Crono è, nella Teogonia di Esiodo, il più giovane e il più astuto dei dodici Titani, figlio di Urano (il Cielo) e Gaia (la Terra). Su istigazione della madre, esasperata dalla crudeltà di Urano che teneva rinchiusi i propri figli nelle profondità della Terra, Crono evira il padre con una falce di adamante, ponendo fine al suo regno e diventando il nuovo sovrano del cosmo durante l’età dell’oro.
Temendo di essere a sua volta detronizzato da uno dei propri figli, così come gli era stato profetizzato da Gaia e Urano, Crono divora ciascuno dei figli avuti dalla sorella-sposa Rea non appena nascono: Estia, Demetra, Era, Ade e Poseidone finiscono così nel suo ventre. Rea, disperata, riesce a salvare l’ultimo nato, Zeus, sostituendolo con una pietra fasciata che Crono ingoia senza accorgersene, mentre il neonato viene nascosto e allevato in segreto a Creta.

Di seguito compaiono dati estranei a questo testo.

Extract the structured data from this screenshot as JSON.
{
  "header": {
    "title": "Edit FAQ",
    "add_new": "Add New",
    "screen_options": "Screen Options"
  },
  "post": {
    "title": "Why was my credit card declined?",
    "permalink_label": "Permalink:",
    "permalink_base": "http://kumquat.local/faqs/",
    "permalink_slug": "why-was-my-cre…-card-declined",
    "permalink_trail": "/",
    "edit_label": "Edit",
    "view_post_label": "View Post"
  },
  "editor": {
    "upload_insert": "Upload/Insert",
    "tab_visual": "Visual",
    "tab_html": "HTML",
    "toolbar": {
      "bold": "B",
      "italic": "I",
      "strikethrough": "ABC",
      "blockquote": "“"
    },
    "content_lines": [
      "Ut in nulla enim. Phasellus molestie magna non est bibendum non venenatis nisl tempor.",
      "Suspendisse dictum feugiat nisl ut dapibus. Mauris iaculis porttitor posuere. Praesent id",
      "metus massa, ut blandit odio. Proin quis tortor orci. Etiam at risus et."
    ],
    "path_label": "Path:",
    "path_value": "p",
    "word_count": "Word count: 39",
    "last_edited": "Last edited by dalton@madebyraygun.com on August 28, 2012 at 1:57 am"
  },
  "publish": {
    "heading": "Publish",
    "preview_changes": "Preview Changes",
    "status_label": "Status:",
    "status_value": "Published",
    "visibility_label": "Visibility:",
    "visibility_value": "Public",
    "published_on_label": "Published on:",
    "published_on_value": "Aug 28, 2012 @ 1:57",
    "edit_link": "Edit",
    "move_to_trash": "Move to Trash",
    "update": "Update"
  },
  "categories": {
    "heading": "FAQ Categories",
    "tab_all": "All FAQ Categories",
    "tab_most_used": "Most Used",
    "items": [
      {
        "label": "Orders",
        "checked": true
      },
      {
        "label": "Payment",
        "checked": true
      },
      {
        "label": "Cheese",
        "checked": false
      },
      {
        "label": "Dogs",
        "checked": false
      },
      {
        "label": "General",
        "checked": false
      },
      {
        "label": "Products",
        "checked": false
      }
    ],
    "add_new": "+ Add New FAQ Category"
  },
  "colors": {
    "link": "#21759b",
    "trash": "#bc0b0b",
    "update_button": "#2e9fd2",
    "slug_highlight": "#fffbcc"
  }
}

Una volta cresciuto, Zeus costringe il padre a rigurgitare i fratelli inghiottiti e scatena contro di lui la Titanomachia, la guerra decennale tra la vecchia generazione dei Titani e i nuovi dèi olimpici. Con l’aiuto dei Ciclopi e degli Ecatonchiri, liberati dal Tartaro, Zeus sconfigge infine Crono e i Titani a lui fedeli, relegandoli nel Tartaro sotto la sorveglianza degli stessi Ecatonchiri.
Nonostante la sconfitta nella Titanomachia e la prigionia nel Tartaro, alcune tradizioni successive, incluse quelle orfiche, immaginano una riconciliazione finale tra Crono e Zeus, con il vecchio Titano reinsediato a governare pacificamente le Isole dei Beati, il paradiso riservato alle anime degli eroi più virtuosi, in un’eco nostalgica della perduta età dell’oro sotto il suo regno originario.
Il culto di Crono trovò un parallelo diretto nella religione romana attraverso il dio Saturno, con cui fu identificato in età ellenistica: a Roma i Saturnalia, celebrati a dicembre, ricordavano l’età dell’oro del suo regno con un temporaneo capovolgimento dell’ordine sociale, in cui schiavi e padroni scambiavano i ruoli, si scambiavano doni e cessavano temporaneamente le attività pubbliche, in un’eco rituale della pace primordiale attribuita al suo governo.
Gli alleati liberati dal Tartaro
La vittoria di Zeus nella Titanomachia non fu soltanto una prova di forza divina, ma anche il frutto di un’alleanza strategica che Crono, nella sua diffidenza, non aveva saputo coltivare: i Ciclopi, fabbri smisurati con un solo occhio al centro della fronte, forgiarono per Zeus il fulmine che sarebbe diventato l’arma simbolo del suo regno, mentre gli Ecatonchiri, i tre giganti dalle cento braccia, misero la loro forza sovrumana al servizio della causa olimpica, scagliando enormi massi contro le postazioni dei Titani. Erano tutti figli di Urano e Gaia, rinchiusi da Crono stesso nelle profondità del Tartaro insieme al padre detronizzato: liberandoli, Zeus trasformò in propri sostenitori quegli stessi fratelli maggiori che il vecchio sovrano aveva temuto e imprigionato, un rovesciamento che anticipa nella sua logica la sorte che sarebbe toccata a Crono medesimo.
Anche la culla dell’infanzia di Zeus, sottratta alle fauci del padre, ha una collocazione geografica precisa nella tradizione: l’isola di Creta, dove il neonato venne nascosto in una grotta sacra e allevato lontano dallo sguardo di Crono, spesso allattato dalla capra Amaltea e vegliato da guerrieri danzanti che coprivano i suoi vagiti con il fragore delle armi. È un dettaglio che lega indissolubilmente la vicenda del titano detronizzato a quella del figlio destinato a soppiantarlo, facendo dell’isola non solo un rifugio, ma il luogo simbolico in cui si prepara in segreto la fine dell’età dell’oro di Crono.